Mama tersenyum jahil ke arahku sambil menaik-turunkan alisnya. Aku memutar mata lalu beralih mengantarkan Reynaldo ke depan lift. Bersandar di dinding dengan tangan terlipat, aku menunggu sampai wajah pria pembawa kekacauan dalam hatiku itu hilang dari balik pintu lift yang tertutup.
Setelah itu aku berputar kembali ke ruang makan dengan langkah gontai. Aku sudah memprediksi apa yang akan terjadi selanjutnya. Mama akan menahanku sampai aku menjawab pertanyaannya ini, “Jadi, mau sampai kapan kamu akan menyembunyikan pasanganmu, Ami?”

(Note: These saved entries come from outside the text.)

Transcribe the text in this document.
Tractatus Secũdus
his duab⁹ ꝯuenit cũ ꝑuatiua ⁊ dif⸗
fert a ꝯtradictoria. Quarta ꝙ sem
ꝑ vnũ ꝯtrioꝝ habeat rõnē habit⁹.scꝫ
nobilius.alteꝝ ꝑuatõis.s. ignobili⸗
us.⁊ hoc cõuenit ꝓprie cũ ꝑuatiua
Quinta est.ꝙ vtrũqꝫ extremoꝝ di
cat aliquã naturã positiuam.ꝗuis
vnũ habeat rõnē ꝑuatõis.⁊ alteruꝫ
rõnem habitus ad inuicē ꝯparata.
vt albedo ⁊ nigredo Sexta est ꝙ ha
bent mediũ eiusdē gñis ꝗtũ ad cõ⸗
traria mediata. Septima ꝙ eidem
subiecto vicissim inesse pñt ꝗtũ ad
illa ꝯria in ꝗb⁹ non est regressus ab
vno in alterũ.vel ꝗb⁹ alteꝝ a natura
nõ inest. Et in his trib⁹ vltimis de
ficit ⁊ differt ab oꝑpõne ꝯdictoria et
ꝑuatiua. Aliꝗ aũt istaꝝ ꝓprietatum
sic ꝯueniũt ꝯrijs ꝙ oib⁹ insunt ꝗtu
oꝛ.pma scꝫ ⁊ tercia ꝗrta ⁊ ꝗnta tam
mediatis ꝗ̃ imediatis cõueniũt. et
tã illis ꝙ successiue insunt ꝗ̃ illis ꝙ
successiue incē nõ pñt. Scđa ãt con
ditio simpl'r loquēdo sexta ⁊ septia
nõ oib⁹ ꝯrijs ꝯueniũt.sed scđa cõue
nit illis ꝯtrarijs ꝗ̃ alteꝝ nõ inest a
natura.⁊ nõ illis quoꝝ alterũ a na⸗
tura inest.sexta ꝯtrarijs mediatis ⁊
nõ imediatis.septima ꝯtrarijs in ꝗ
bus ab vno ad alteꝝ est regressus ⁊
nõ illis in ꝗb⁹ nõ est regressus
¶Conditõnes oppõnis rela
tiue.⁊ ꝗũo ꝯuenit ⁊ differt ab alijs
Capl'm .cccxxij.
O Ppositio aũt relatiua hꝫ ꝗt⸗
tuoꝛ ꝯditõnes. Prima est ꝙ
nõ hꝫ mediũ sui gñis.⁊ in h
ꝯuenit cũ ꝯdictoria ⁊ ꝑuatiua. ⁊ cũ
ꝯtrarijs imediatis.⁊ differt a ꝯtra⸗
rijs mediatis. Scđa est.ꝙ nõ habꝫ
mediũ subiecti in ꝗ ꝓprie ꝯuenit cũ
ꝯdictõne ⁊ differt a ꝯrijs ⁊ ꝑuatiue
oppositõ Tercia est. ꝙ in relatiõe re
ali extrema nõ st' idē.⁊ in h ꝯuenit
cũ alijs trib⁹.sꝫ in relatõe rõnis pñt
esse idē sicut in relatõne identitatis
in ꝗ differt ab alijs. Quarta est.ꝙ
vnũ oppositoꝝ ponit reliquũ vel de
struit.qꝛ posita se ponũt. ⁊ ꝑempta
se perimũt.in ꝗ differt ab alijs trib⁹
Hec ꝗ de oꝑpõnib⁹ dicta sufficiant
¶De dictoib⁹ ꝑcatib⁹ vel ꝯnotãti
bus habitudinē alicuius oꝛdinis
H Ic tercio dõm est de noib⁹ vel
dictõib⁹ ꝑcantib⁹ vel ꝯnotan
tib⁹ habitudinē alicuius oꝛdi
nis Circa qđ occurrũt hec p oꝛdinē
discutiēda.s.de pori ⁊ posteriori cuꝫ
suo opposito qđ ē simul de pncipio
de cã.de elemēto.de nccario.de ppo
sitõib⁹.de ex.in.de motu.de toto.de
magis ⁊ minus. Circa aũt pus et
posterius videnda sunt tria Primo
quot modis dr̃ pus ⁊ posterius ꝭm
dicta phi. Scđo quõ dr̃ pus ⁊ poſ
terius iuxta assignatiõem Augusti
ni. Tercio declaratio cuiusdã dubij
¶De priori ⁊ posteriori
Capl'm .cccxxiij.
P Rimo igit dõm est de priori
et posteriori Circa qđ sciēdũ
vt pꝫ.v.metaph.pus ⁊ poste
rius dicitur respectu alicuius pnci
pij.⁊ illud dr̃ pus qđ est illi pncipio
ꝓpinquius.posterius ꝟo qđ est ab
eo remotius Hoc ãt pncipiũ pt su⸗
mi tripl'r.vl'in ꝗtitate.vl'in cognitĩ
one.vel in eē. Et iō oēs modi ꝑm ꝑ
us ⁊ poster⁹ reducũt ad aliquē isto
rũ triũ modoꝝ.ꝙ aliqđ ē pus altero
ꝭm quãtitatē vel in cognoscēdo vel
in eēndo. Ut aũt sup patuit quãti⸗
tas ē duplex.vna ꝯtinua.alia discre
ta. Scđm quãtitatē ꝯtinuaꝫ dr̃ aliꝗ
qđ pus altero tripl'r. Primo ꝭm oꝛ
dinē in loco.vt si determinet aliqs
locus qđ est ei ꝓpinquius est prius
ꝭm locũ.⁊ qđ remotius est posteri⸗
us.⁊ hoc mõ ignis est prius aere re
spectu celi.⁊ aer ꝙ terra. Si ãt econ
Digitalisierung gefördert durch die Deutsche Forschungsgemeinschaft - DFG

Papa menunggu jawabanku dengan tangan terlipat di atas meja. Raut wajahnya menunjukkan ketidakpuasan. Entah karena ia tidak puas dengan sifat Reynaldo atau karena ia masih belum terima anak perempuan satu-satunya memiliki pasangan. I’m too tired to answer.
Believe me or not. Aku sendiri pun tidak tahu lagi apa yang terjadi di antara kami. Harus aku namakan apa perasaan yang mendorongku untuk mengetahui lebih banyak sisi tersembunyi dari Reynaldo?